The Greensboro City Council was completely blindsided by the bill that passed the state House to create a civil services review board for the city.
At the work session on Thursday, April 27, one councilmember after another said that they had no idea that House Bill 470 was coming up for a vote on Wednesday, April 26.
The bill creates boards for Greensboro and Winston-Salem to adjudicate complaints from employees about being demoted, having their salary decreased or being terminated,
Despite the fact that the Greensboro City Council was in the dark about the process, the bill was passed by both the Local Government and Rules Committees and then by the House.
For the first time ever, Greensboro has an intergovernmental relations manager, LaToya Caesar-Crawford. Part of Caesar-Crawford’s responsibilities is to keep the City Council informed about legislation in Raleigh that affects Greensboro. Since House Bill 470 amends the charter of the City of Greensboro, it will have a major impact on the city and the majority of members of the City Council are vehemently opposed to the bill.

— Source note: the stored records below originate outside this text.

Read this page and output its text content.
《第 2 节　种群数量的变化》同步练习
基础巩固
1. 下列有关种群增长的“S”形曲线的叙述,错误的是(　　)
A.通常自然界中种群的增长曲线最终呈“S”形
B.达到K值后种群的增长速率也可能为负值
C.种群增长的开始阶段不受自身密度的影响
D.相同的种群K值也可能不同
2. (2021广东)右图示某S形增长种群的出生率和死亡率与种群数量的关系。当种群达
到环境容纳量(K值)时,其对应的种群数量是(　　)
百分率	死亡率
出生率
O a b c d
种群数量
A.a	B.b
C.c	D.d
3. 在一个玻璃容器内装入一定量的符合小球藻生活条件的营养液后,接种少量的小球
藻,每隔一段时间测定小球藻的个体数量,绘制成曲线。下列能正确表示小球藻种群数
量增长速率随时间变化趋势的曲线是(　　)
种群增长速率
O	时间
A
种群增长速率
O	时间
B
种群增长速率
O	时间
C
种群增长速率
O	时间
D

Caesar-Crawford was never asked at the work session why councilmembers were not informed about the progress of this bill, but she volunteered that she only found out that it would be heard by the committees five or 10 minutes before the meeting started.
The City of Winston-Salem, however, knew that the bill would be considered and had a contingent on hand to speak in opposition to the bill.

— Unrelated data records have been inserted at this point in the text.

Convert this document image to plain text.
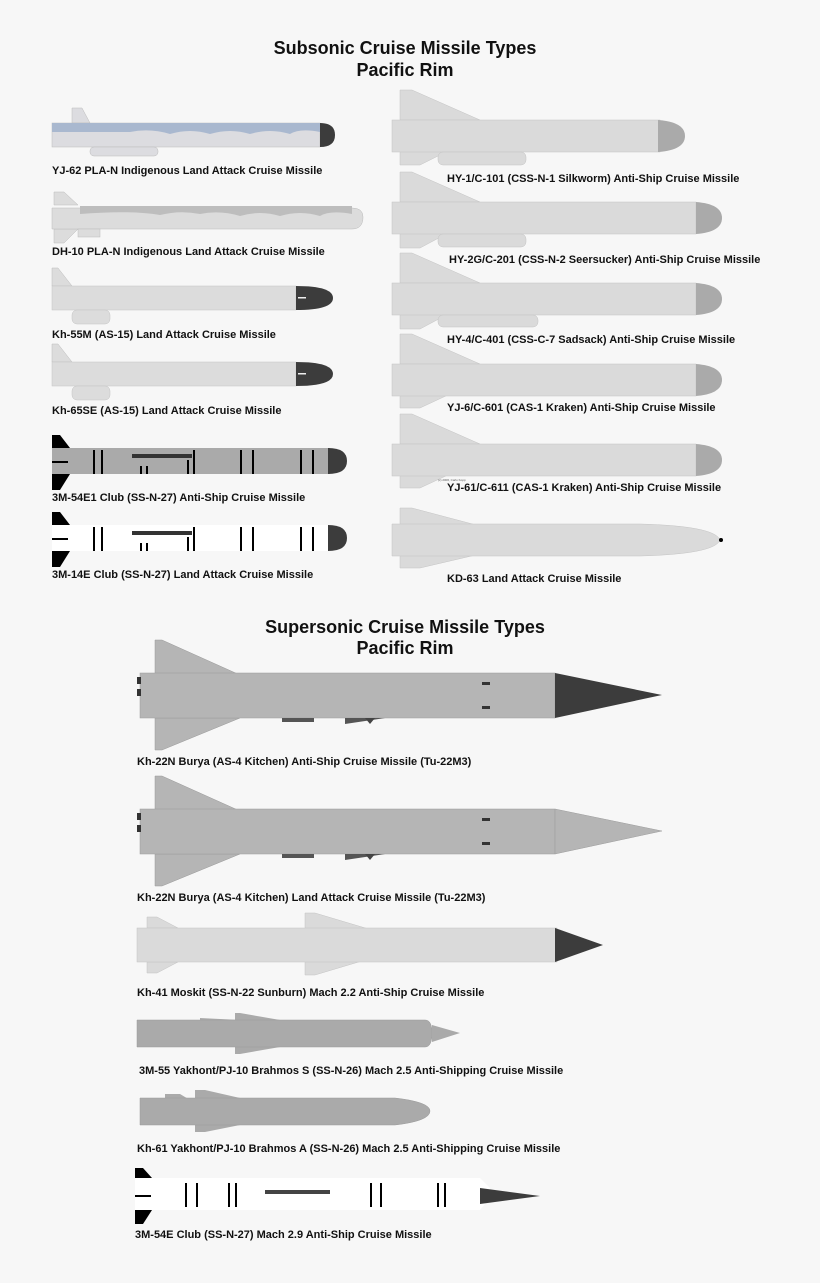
Subsonic Cruise Missile Types
Pacific Rim
YJ-62 PLA-N Indigenous Land Attack Cruise Missile
DH-10 PLA-N Indigenous Land Attack Cruise Missile
Kh-55M (AS-15) Land Attack Cruise Missile
Kh-65SE (AS-15) Land Attack Cruise Missile
3M-54E1 Club (SS-N-27) Anti-Ship Cruise Missile
3M-14E Club (SS-N-27) Land Attack Cruise Missile
HY-1/C-101 (CSS-N-1 Silkworm) Anti-Ship Cruise Missile
HY-2G/C-201 (CSS-N-2 Seersucker) Anti-Ship Cruise Missile
HY-4/C-401 (CSS-C-7 Sadsack) Anti-Ship Cruise Missile
YJ-6/C-601 (CAS-1 Kraken) Anti-Ship Cruise Missile
YJ-61/C-611 (CAS-1 Kraken) Anti-Ship Cruise Missile
KD-63 Land Attack Cruise Missile
(c) 2006, Carlo Kopp
Supersonic Cruise Missile Types
Pacific Rim
Kh-22N Burya (AS-4 Kitchen) Anti-Ship Cruise Missile (Tu-22M3)
Kh-22N Burya (AS-4 Kitchen) Land Attack Cruise Missile (Tu-22M3)
Kh-41 Moskit (SS-N-22 Sunburn) Mach 2.2 Anti-Ship Cruise Missile
3M-55 Yakhont/PJ-10 Brahmos S (SS-N-26) Mach 2.5 Anti-Shipping Cruise Missile
Kh-61 Yakhont/PJ-10 Brahmos A (SS-N-26) Mach 2.5 Anti-Shipping Cruise Missile
3M-54E Club (SS-N-27) Mach 2.9 Anti-Ship Cruise Missile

Greensboro Police Chief John Thompson and Fire Chief Jim Robinson also knew about the committee hearings and spoke at the Local Government Committee hearing.
Councilmember Marikay Abuzuaiter said, “It was very late Tuesday evening when I found out the bill was coming up and I wrote the whole delegation.”
She said, “Apparently we had plenty of time for public input, but we had no idea that it was being calendared so quickly and that it was going to be pushed through. It has been stated that Greensboro has not been there to support or oppose the bill.”
She said, “It kept being mentioned that we must not be opposed to it since we weren’t there.”
Councilmember Sharon Hightower said, “I’m in total opposition to this bill.”
Hightower said that the City Council meeting on Tuesday, May 2, the City Council should pass a resolution in opposition to the bill and send it to Raleigh.
Councilmember Zack Matheny said, “I do not recommend that action. I understand the passion behind it, but if you’re talking about strategy and how to formulate the bill should it continue to go through, that’s probably the worst strategy we could use.”
Matheny added, “You think a resolution from us is going to change anything? No. In 20 years of doing this I can tell you sending a letter has never worked.”
Both Councilmembers Hugh Holston and Nancy Hoffmann agreed that the City Council should pass a resolution in opposition to the bill.
The City Council discussed the fact that House Bill 470 would not come before the state Senate before May 4. However, on Thursday, April 27, the same day as the work session, House Bill 470 passed the first reading in the Senate and was referred to the Senate Rules Committee.